とりわけ、多摩川沿岸での栽培が盛んで、多摩川梨としてブランド化されていました。多摩川沿岸でも現在の稲城市域や川崎市域がその中心でしたが、今でもその伝統は守られています。現在の江戸川区域や千葉県市川市域も梨の産地として栄えました。
梨の人気ぶりは、出荷の期日が規制されていたことからも窺えます。果物に限りませんが、江戸っ子が初物を好んだことから、出荷当初は品薄で価格が高騰していました。農家側もそれをみて、早めに出荷する傾向があったため、幕府は現在の九月ぐらいに入ってから出荷するよう命じています。価格の高騰を助長しないよう釘を刺したのです。
2017.10【江戸の薩摩芋】
秋の深まりとともに、焼き芋が恋しい時節が近づいてきますが、薩摩芋は江戸時代に入ってから広く食べられるようになった野菜です。薩摩芋と言えば「甘藷先生」の異名を持つ青木昆陽(あおきこんよう)がまず連想されますが、元々は救荒作物でした。凶作時にも収穫できることが売りでした。 幕府は昆陽の提言を入れて薩摩芋の試作を江戸で開始します。その試作場は小石川御薬園、現在の東京大学大学院理学系研究科付属植物園でした。
昆陽は薩摩芋の種芋を六百個植え、試作で得られた苗を江戸近郊の農村に広く配りました。単に苗を配布するだけでなく、農民でも読めるよう仮名書きした栽培法も配っています。こうした努力により、薩摩芋は関東各地に根付き、凶作時には多くの人々の命を救うことになりました。さらには特産物として江戸に大量に出荷され、江戸っ子も焼き芋の味を手軽に楽しめるようになったのです。
2017.11【江戸の蜜柑】
蜜柑は冬の果物の代名詞ですが、江戸っ子の間でも蜜柑はたいへんな人気でした。江戸っ子にとり、蜜柑と言えば紀州蜜柑でした。紀州から蜜柑を運んできて財をなしたと伝えられる紀伊国屋文左衛門のエピソードは良く知られているでしょう。
江戸初期、蜜柑は高級な果物で上流階級での贈答品でした。しかし、紀伊国屋文左衛門が活躍した元禄期に入ると、大量に出回るようになります。今から約三百年前のことです。その背景には、紀州藩が領民たちに蜜柑の増産を奨励したことが大きかったようです。大量に出回るようになれば、当然ながら価格が下がります。こうして、蜜柑は上流階級の果物から大衆の果物になります。
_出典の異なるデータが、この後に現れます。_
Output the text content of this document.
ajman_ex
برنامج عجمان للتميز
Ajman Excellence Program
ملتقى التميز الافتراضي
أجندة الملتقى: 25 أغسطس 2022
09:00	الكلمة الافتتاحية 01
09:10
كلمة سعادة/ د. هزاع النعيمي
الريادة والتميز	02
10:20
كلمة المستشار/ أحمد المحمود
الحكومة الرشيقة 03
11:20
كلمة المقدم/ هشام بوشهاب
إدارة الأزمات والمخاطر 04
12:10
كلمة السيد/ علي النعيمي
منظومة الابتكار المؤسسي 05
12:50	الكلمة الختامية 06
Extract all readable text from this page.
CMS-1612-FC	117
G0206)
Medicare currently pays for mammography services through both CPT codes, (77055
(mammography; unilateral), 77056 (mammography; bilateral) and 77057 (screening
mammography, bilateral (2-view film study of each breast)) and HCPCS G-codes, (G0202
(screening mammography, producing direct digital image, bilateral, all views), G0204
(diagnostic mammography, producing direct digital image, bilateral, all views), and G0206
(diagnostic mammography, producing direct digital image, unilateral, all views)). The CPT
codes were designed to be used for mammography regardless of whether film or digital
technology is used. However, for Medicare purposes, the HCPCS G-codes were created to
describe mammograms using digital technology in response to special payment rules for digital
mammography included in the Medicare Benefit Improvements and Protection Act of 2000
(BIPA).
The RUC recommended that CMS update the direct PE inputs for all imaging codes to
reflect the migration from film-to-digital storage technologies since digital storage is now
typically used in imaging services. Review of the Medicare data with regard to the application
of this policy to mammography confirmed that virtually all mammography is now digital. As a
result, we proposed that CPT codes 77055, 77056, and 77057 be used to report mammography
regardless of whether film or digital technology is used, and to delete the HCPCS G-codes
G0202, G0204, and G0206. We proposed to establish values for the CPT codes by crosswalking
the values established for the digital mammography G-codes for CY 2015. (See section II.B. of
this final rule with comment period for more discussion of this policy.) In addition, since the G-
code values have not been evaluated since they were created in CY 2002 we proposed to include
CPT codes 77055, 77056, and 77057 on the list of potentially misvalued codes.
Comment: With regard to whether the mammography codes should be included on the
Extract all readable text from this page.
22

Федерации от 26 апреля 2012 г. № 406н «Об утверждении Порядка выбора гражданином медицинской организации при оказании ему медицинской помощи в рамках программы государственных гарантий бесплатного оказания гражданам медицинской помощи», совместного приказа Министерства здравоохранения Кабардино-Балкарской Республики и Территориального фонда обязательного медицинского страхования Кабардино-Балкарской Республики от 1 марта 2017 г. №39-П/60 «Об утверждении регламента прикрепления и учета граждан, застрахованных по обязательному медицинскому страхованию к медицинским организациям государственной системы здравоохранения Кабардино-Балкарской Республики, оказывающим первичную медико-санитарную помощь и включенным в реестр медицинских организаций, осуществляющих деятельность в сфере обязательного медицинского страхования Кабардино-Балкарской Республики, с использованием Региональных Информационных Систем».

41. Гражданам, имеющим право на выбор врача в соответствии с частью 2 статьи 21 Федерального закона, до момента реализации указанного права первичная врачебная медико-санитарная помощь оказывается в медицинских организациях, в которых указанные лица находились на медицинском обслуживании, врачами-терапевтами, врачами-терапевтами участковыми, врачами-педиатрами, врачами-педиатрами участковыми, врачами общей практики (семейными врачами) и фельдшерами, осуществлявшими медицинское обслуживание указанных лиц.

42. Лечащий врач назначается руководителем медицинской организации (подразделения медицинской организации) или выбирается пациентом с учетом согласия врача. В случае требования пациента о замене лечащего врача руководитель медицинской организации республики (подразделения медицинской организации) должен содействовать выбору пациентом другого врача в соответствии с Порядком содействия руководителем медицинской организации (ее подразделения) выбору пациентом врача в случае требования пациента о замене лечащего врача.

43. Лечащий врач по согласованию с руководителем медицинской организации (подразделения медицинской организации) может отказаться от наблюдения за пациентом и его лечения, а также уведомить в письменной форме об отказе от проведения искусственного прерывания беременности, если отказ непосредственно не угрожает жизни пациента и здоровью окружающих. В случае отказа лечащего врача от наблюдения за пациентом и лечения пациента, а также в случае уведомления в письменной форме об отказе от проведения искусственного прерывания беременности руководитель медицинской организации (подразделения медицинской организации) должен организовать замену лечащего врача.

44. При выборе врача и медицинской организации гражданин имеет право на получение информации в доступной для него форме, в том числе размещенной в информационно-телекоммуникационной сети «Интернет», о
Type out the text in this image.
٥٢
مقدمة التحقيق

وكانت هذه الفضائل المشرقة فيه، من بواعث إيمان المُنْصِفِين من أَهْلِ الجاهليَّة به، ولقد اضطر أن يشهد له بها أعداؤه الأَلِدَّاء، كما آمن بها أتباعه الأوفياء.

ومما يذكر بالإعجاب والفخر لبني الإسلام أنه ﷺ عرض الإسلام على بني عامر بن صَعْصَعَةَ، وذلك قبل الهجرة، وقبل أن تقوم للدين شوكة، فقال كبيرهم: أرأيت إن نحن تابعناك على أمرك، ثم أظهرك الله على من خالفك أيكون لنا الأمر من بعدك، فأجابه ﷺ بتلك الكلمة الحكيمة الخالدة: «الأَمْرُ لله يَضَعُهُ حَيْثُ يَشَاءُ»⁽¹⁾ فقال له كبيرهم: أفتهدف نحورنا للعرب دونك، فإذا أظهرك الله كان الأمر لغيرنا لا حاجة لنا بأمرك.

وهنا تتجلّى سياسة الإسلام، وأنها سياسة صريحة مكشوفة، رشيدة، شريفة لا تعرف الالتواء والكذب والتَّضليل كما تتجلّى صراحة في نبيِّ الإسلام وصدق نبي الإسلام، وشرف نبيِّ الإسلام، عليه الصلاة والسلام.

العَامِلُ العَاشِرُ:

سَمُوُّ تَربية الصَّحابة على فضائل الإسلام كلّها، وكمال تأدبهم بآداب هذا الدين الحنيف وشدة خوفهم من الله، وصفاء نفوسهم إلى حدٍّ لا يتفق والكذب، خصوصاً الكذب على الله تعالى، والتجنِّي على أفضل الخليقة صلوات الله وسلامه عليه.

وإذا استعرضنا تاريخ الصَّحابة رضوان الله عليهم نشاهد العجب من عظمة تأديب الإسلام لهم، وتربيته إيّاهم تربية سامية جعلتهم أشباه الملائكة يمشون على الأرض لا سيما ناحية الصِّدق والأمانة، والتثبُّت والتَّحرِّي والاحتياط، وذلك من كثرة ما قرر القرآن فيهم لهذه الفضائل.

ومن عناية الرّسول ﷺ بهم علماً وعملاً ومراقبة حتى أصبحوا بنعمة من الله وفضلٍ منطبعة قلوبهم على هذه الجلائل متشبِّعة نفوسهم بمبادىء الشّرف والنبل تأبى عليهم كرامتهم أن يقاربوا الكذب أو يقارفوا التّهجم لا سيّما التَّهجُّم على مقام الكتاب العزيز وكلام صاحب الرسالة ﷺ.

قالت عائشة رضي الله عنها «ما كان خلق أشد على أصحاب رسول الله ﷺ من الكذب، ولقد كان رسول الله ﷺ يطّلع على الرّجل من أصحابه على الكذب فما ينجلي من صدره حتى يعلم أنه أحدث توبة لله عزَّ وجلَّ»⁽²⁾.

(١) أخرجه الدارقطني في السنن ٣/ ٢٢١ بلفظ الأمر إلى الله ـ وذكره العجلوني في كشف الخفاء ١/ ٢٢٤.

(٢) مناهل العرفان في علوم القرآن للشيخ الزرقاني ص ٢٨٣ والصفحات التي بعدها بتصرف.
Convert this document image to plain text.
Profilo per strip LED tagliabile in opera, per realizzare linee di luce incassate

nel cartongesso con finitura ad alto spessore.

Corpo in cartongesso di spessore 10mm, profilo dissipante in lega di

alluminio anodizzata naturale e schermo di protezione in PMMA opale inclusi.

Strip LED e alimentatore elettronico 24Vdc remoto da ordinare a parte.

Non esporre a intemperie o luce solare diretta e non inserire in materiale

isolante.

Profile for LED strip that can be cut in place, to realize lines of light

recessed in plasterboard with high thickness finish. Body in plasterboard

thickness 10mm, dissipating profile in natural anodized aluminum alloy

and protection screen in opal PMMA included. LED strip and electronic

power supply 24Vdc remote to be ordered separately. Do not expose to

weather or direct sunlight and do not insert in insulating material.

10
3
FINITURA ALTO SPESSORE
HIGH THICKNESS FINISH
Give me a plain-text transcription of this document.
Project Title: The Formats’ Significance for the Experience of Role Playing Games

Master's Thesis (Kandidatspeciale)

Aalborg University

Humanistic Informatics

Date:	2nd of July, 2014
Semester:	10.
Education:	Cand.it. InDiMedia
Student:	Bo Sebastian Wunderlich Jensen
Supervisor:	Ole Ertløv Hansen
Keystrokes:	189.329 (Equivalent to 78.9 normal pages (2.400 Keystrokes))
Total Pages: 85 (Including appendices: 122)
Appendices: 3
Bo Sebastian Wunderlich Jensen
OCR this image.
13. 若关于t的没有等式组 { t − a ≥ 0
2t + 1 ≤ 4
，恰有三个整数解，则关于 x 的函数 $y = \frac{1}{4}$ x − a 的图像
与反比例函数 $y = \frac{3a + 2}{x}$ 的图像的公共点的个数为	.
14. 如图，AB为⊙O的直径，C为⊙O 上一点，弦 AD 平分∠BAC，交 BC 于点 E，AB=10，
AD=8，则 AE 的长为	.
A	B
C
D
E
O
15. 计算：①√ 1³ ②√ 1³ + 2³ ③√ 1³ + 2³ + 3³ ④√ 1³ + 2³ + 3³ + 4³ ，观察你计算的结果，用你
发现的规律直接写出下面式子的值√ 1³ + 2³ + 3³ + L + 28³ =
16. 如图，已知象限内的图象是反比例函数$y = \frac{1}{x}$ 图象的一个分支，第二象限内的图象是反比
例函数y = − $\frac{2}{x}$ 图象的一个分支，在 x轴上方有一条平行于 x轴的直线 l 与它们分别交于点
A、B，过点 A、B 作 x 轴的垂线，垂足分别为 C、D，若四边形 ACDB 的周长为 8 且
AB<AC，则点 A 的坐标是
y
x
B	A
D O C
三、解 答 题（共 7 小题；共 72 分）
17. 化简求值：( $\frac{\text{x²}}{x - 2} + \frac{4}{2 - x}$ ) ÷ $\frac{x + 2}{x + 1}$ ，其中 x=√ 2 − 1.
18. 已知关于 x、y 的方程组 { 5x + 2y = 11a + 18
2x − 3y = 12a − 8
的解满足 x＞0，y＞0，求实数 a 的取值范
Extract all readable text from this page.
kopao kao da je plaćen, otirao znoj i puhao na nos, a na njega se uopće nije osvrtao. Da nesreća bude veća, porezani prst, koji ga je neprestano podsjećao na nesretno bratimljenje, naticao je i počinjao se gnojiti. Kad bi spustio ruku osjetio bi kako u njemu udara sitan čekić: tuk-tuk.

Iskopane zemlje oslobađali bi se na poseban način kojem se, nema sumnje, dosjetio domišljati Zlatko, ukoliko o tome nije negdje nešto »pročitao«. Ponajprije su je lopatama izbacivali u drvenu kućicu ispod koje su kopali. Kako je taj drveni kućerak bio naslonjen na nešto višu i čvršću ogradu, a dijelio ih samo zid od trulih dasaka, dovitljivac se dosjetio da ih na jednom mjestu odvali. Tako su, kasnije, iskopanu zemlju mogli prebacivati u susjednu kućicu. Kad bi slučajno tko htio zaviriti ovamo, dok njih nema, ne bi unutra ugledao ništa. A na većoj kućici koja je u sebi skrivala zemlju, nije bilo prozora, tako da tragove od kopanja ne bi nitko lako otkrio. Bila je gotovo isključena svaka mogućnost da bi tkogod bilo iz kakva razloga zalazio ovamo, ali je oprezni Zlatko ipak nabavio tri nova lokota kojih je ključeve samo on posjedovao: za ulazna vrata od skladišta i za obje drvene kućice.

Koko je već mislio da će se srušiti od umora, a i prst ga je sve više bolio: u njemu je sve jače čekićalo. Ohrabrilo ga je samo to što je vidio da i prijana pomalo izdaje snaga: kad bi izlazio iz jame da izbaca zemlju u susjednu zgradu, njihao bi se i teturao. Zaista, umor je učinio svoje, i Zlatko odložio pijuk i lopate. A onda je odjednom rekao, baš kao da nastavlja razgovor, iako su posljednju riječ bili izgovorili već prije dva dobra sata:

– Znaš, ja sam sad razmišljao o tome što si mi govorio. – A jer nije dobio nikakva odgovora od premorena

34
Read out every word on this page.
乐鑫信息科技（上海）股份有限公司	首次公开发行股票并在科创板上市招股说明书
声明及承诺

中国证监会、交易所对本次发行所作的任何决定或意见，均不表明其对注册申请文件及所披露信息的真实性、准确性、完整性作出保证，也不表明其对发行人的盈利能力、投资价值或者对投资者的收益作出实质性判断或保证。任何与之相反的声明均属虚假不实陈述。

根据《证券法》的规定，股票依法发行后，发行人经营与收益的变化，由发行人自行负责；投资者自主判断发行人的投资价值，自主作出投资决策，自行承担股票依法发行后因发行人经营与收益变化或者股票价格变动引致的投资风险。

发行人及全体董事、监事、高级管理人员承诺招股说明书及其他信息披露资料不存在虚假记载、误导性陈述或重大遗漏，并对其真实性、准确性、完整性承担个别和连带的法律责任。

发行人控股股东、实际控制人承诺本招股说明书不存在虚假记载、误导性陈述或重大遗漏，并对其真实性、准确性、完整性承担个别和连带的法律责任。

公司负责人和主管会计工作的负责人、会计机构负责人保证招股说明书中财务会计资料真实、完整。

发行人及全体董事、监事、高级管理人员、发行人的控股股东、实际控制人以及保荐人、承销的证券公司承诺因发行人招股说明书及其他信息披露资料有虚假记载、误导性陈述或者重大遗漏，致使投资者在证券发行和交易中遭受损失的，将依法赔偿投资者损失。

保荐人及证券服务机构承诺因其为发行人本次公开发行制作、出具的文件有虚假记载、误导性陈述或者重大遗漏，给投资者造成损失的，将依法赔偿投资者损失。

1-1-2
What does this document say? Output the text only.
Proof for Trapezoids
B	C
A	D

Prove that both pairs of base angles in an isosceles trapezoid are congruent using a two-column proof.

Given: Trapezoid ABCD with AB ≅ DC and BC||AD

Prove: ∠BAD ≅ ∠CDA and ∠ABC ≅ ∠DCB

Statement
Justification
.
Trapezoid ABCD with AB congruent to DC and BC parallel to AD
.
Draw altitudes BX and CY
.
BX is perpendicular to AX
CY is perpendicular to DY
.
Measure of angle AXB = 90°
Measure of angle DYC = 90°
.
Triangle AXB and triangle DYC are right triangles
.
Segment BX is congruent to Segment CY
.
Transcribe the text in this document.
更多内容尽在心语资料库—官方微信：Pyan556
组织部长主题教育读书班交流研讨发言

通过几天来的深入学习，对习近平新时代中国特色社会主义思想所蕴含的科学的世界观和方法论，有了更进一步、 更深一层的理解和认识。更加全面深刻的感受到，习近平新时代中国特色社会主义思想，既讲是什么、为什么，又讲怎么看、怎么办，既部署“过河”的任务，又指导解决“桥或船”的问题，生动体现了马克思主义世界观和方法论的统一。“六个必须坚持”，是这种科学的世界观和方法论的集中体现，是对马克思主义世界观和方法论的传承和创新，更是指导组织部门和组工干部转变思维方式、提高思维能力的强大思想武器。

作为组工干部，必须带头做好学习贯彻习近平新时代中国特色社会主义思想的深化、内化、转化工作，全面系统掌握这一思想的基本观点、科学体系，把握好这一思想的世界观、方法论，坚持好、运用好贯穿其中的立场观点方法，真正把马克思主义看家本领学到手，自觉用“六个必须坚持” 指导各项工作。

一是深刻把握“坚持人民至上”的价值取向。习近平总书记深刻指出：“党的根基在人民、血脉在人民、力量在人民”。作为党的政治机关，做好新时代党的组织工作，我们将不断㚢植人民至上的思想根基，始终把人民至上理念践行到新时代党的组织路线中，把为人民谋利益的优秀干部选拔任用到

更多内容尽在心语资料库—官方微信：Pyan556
江戸に船で運ばれた蜜柑は、日本橋四日市町の広小路に陸揚げされました。そこで蜜柑市が開かれ、果物を扱う商人の手に渡ります。そして、江戸っ子の口に届けられたのです。
2017.12【江戸の大根】
冬の訪れを感じる今日この頃ですが、冬の野菜と言えば大根は欠かせません。江戸時代には、練馬大根や亀戸大根など大根の特産地が次々と生まれましたが、練馬大根はその代表格でした。当時の練馬は農村でしたが、犬好きで知られた五代将軍徳川綱吉の時代である元禄期より、大根の生産が拡大します。改良が重ねられた結果、八代将軍徳川吉宗の時代である享保期には、将軍献上用の大根となります。
その結果、練馬大根は日本一の大根との評価を受けました。朝鮮からの外交使節・朝鮮通信使へのお土産に選ばれたほどでした。練馬大根は、沢庵漬けとしても人気がありました。大量生産がおこなわれ、一つの大樽につき四千本以上の大根を漬けた事例までありました。明治に入ってからも、東京で生産された沢庵の八割が練馬産でした。